Lo imaginaba como un osado explorador, caminando por desolados desiertos o internándose en selvas vírgenes. Aunque la realidad, como suele suceder casi siempre, fuera mucho más prosaica, y lo apropiado hubiera sido colocarlo en una fría y gris ciudad industrial, rodeada, en invierno, de un círculo de cumbres nevadas. Un trabajo aburrido, maquinal, rutinario, incapaz de contentar la desbordante imaginación infantil.

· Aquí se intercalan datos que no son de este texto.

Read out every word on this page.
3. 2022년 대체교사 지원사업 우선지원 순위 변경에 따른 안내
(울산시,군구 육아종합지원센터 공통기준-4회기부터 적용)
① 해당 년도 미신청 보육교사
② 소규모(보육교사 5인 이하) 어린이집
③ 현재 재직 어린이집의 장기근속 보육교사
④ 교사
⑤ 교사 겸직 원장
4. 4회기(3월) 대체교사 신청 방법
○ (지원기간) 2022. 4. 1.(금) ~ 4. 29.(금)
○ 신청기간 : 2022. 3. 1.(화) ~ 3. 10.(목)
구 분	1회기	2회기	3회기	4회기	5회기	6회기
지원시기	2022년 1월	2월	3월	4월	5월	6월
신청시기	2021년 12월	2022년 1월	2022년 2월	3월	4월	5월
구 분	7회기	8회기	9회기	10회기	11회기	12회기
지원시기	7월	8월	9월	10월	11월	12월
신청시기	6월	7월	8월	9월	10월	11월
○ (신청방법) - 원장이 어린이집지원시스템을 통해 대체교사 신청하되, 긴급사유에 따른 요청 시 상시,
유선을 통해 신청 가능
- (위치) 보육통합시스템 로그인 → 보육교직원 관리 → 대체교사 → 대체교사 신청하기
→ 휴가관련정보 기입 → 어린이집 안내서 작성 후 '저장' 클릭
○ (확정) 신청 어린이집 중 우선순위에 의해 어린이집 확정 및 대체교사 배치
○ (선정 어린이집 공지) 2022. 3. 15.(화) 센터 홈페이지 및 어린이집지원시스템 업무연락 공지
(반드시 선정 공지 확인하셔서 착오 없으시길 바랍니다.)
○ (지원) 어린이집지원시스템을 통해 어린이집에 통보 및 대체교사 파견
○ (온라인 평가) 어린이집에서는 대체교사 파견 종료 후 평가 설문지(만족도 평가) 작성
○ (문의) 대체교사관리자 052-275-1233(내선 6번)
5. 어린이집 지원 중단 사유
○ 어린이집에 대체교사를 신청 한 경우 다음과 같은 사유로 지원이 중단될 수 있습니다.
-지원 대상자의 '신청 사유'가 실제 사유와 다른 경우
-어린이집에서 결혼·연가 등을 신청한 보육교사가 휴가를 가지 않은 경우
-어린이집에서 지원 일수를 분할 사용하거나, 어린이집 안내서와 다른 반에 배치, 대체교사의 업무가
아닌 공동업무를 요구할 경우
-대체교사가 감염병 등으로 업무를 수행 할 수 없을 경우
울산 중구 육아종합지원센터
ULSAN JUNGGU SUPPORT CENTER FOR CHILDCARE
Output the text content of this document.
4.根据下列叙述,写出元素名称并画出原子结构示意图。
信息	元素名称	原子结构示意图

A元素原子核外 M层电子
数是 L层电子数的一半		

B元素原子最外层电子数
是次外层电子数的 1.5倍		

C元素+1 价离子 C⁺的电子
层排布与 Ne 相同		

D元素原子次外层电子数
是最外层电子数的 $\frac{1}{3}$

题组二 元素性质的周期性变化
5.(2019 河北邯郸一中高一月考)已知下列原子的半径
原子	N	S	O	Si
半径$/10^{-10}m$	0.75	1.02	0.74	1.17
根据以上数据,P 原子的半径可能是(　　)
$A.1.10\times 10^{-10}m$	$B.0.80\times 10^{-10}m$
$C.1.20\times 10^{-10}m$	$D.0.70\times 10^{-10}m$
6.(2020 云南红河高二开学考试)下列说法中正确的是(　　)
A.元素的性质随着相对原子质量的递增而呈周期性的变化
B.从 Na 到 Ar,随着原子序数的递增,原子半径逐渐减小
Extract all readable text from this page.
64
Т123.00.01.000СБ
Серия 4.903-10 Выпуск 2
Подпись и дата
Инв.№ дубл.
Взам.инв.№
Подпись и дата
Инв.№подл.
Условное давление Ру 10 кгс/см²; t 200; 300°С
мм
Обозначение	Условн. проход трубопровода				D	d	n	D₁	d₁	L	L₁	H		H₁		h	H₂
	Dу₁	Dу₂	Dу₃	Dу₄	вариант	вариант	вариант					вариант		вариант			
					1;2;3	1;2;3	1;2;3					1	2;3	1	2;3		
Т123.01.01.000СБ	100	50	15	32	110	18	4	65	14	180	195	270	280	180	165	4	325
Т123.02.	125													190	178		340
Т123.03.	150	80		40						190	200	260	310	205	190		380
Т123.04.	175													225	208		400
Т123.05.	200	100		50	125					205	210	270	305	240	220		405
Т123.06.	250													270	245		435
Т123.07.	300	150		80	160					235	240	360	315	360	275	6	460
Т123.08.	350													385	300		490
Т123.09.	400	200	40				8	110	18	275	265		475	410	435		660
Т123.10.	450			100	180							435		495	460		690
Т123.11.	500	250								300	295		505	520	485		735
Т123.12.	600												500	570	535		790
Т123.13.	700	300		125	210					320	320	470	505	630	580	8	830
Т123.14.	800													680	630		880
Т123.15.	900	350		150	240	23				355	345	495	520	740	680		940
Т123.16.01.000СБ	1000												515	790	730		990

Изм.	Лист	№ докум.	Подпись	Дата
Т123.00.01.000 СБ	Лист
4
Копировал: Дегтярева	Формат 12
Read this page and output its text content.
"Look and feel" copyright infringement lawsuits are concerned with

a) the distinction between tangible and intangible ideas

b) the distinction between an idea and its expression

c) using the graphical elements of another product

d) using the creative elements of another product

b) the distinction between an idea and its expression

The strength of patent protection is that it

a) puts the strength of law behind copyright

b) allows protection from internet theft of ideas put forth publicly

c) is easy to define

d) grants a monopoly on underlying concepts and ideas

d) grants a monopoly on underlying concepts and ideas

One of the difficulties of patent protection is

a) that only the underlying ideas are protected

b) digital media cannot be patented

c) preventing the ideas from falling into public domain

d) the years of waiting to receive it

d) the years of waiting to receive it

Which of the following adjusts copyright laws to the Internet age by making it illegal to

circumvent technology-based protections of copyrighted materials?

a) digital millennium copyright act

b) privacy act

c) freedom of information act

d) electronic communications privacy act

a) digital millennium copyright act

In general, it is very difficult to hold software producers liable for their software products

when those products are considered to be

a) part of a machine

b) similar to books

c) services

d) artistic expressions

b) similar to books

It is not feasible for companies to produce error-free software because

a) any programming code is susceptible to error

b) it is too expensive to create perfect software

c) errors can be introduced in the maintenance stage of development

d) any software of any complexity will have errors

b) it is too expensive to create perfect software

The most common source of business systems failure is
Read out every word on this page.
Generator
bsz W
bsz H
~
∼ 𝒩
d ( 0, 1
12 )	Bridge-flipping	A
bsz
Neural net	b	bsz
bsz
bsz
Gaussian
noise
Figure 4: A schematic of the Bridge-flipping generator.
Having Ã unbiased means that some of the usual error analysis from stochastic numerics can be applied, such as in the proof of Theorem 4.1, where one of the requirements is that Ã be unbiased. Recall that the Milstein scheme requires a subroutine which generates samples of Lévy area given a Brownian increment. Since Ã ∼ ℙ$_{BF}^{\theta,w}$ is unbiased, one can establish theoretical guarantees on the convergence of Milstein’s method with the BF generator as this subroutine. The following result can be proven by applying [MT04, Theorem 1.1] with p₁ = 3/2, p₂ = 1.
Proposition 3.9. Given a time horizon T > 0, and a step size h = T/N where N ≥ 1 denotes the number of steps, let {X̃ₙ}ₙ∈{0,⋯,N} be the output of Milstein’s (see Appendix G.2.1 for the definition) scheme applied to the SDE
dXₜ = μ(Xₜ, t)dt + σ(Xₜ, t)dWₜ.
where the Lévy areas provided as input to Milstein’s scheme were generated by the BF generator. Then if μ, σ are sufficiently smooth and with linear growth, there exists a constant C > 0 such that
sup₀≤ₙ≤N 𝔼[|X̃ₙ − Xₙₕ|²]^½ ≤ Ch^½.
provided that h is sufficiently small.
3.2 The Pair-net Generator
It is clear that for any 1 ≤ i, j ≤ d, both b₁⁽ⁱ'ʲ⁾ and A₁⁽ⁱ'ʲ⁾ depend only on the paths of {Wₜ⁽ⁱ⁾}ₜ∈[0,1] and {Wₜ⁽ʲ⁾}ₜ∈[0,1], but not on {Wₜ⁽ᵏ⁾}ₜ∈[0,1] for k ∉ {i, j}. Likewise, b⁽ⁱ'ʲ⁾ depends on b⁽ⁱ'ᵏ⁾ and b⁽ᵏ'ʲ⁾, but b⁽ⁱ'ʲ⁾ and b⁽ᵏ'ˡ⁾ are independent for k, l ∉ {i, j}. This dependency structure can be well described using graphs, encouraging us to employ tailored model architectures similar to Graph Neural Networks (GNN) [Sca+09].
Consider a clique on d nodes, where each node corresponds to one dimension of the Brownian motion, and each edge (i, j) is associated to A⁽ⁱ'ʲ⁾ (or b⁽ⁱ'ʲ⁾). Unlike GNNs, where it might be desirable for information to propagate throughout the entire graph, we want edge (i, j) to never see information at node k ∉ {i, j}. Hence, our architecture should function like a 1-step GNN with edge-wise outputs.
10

Pero eso daba lo mismo. En los interminables veranos de la infancia, regresaba el héroe bien amado. Y cuando empujaba con fuerza su columpio, ella se sentía volar, muy por encima de las miserias humanas. El mundo se volvía cálido, dulce, perfecto… Allí, junto a su padre, ¡volando! ¡volando!
Las dos mujeres se alejaban lentamente por la zona ajardinada. Ya no alcanzaba a oír la voz de la anciana. La cuidadora seguía colgada del móvil.
Giré la cabeza y volví a mirar hacia adelante. Reemprendí la carrera. ¿Qué otra cosa podía hacer?
La memoria, ajena a los pliegues del tiempo, une en sola puntada sucesos muy alejados entre sí.
Todo en un instante, ¡volando!, ¡volando!